My kids were dressed as various Avengers and really wanted me to be Loki so they could “capture” me. I received lots of compliments while out and about, and when we were done with the trick-or-treating, I stayed in costume to answer the door and give out candy. To their credit, most kids were a bit leery of taking candy from a villain.

At one point while I was out with my oldest son, who’d made his own Thor costume, I heard someone nearby say, “I’m a time machine.” It was said in that particular voice that means, “I’ve tried explaining and no one gets it, so I’ve become resigned to this.” So I turned around and looked and said, “Not just any time machine. You’re a TARDIS!”

“Are you Loki?!”

I pointed to my son. “Yup. He’s Thor and I’m Loki.”

“That’s some good parenting!” she said.

There’s a house a couple streets away that puts on a huge Hallowe’en display. A couple years ago it was a pirate ship, then last year it was a crashed UFO, and this year it was the pirates again but done a bit differently. Plus, this year the neighbor got in on the act. There’s always a line to go through the exhibit and get candy (it’s almost like Disneyland), but it moves quick, and it’s so cool to live in a place that does this kind of thing. Growing up, Hallowe’en was frowned upon by my mother, so I’m making up for it now.

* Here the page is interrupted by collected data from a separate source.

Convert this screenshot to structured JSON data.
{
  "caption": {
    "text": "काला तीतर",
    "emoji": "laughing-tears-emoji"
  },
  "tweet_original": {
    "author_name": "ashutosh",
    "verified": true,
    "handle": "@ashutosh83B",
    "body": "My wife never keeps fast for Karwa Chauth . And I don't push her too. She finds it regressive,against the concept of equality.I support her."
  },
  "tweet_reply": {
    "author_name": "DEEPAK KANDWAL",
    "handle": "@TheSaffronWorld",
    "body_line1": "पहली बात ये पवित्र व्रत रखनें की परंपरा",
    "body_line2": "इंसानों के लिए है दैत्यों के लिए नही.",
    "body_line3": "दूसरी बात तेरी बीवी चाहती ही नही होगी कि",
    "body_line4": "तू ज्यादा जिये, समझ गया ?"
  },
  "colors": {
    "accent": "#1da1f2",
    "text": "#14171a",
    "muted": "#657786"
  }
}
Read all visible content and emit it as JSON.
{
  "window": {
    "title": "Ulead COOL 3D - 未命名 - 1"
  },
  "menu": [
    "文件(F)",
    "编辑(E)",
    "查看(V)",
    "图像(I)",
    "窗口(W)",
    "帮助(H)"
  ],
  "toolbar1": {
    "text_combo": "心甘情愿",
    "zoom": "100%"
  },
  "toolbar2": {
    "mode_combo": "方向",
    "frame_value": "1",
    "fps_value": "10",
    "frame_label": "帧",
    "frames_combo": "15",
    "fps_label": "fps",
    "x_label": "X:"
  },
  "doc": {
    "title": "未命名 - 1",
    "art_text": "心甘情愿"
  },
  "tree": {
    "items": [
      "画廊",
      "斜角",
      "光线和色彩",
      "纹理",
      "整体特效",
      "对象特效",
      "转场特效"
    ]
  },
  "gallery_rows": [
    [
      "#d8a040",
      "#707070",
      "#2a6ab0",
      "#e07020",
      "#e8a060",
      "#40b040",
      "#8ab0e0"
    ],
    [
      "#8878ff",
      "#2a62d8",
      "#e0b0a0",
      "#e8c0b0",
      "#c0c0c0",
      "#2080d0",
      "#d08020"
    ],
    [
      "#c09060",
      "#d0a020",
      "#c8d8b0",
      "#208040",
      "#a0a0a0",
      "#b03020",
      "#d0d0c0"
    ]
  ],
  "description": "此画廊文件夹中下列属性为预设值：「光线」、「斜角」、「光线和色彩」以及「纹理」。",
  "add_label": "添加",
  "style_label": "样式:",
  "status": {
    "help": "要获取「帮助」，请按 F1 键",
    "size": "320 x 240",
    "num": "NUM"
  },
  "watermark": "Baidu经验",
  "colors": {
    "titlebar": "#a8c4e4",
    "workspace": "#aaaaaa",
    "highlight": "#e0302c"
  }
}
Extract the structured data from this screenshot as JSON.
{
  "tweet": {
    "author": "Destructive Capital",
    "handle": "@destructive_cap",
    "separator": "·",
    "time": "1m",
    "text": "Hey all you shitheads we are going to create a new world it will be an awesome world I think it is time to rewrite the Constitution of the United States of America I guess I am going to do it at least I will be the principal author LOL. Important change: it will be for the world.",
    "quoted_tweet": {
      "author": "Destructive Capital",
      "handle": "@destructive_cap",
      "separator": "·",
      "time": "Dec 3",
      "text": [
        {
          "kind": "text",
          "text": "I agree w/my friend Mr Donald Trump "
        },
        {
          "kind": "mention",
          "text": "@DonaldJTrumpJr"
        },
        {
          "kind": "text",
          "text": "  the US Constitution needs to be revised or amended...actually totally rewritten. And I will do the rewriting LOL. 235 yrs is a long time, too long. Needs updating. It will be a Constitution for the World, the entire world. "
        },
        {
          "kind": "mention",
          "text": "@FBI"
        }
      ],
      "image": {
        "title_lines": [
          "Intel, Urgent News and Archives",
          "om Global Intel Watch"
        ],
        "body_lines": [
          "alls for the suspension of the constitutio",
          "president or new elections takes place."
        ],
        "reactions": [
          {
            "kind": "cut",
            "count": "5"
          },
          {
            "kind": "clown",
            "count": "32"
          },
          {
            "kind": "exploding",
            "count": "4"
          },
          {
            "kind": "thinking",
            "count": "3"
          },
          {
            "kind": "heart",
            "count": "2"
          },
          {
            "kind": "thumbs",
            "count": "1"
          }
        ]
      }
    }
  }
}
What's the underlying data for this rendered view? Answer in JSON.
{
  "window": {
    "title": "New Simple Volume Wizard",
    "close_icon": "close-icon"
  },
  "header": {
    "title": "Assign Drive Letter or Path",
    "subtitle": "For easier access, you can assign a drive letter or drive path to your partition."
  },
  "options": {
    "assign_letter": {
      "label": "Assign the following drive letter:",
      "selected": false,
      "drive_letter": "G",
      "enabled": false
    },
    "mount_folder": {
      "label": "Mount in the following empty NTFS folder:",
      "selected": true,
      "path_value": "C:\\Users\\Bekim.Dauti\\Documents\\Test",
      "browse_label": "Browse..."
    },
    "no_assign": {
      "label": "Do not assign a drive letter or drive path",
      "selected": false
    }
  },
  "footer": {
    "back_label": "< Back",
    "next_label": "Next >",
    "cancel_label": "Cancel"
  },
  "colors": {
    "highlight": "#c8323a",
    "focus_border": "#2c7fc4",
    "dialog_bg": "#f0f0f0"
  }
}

Thing is, I love to dress up. So I look for reasons to do it. Hallowe’en. Treading the boards. It’s so incredibly fun to put on and take off personalities. To reach in and feel things you don’t normally feel, things you probably wouldn’t want to feel on a regular basis.

I like dressing up in the formal sense, too. Going out to nice dinners and parties and things. Getting cleaned up and looking good is always an ego boost. And then there’s that relief that comes with getting home and taking it all off again.

But the title of this post is “All Saints.” Because if I were back home now, we’d be in the cemeteries lighting candles and having picnics. In the days leading up, we would have gone and repainted and repaired any tombs that needed it. It’s a weird world, existing so close to one’s dead. I once told my son that when my grandfather died we sat up with the corpse and had to kiss it at the funeral. I don’t know if they still do that, though. I think maybe they’ve since decided there are hygiene issues.

Today my heart is light. Though we’re losing sunlight and the world is cooling (at least in this hemisphere), something in me feels lifted. Maybe my ancestors, my angels really are with me.

Or maybe after wearing that costume all day yesterday, I was bound to feel lighter today. Hrm.